Namun, angka pasti perkiraan berapa besaran uang yang dihasilkan dari produk olahan sampah itu baru bisa diketahui usai UPT TPSA Bagendung melakukan perjanjian dengan PT Indonesia Power (IP).
Untuk bisa melakukan perjanjian jual beli produk BBJP, UPT TPSA Bagendung terlebih dahulu harus menyelesaikan permohonan Badan Layanan Umum Daerah (BLUD).
Pelaksana tugas (Plt) Kepala Dinas Lingkungan Hidup (DLH) Kota Cilegon, Aziz Setia Ade Putra menjelaskan, saat ini proses pembentukan UPT TPSA Bagendung menjadi BLUD sedang dalam proses.
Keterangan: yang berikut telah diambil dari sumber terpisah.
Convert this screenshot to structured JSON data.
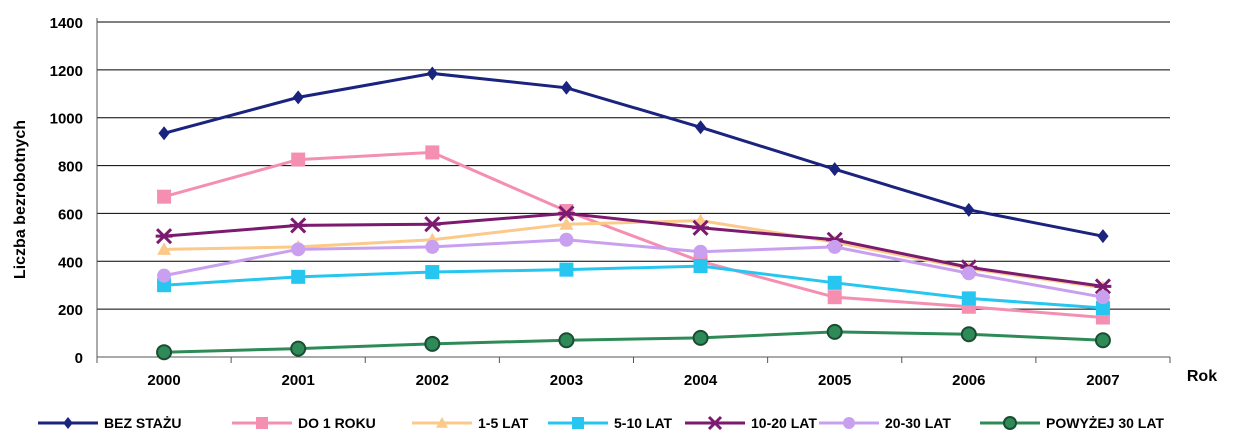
{
  "chart_data": {
    "type": "line",
    "title": "",
    "xlabel": "Rok",
    "ylabel": "Liczba bezrobotnych",
    "ylim": [
      0,
      1400
    ],
    "yticks": [
      0,
      200,
      400,
      600,
      800,
      1000,
      1200,
      1400
    ],
    "categories": [
      "2000",
      "2001",
      "2002",
      "2003",
      "2004",
      "2005",
      "2006",
      "2007"
    ],
    "grid": "horizontal",
    "legend_position": "bottom",
    "series": [
      {
        "name": "BEZ STAŻU",
        "color": "#1a237e",
        "marker": "diamond",
        "values": [
          935,
          1085,
          1185,
          1125,
          960,
          785,
          615,
          505
        ]
      },
      {
        "name": "DO 1 ROKU",
        "color": "#f48fb1",
        "marker": "square",
        "values": [
          670,
          825,
          855,
          610,
          400,
          250,
          210,
          165
        ]
      },
      {
        "name": "1-5 LAT",
        "color": "#fbc98a",
        "marker": "triangle",
        "values": [
          450,
          460,
          490,
          555,
          570,
          480,
          370,
          290
        ]
      },
      {
        "name": "5-10 LAT",
        "color": "#26c6f0",
        "marker": "square",
        "values": [
          300,
          335,
          355,
          365,
          380,
          310,
          245,
          205
        ]
      },
      {
        "name": "10-20 LAT",
        "color": "#7b1a6e",
        "marker": "star",
        "values": [
          505,
          550,
          555,
          600,
          540,
          490,
          375,
          295
        ]
      },
      {
        "name": "20-30 LAT",
        "color": "#c9a0f0",
        "marker": "circle",
        "values": [
          340,
          450,
          460,
          490,
          440,
          460,
          350,
          250
        ]
      },
      {
        "name": "POWYŻEJ 30 LAT",
        "color": "#2e8b57",
        "marker": "circle-dark",
        "values": [
          20,
          35,
          55,
          70,
          80,
          105,
          95,
          70
        ]
      }
    ]
  }
}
Aziz memperkirakan, Maret 2023 mendatang, proses pembentukan BLUD itu sudah selesai.
“Persiapan dan persyaratan sudah dipenuhi, sudah dimasukkan ke walikota, tinggal pa wali bikin tim penilai, setelah memenuhi syarat keluar SK BLUD,” papar Aziz.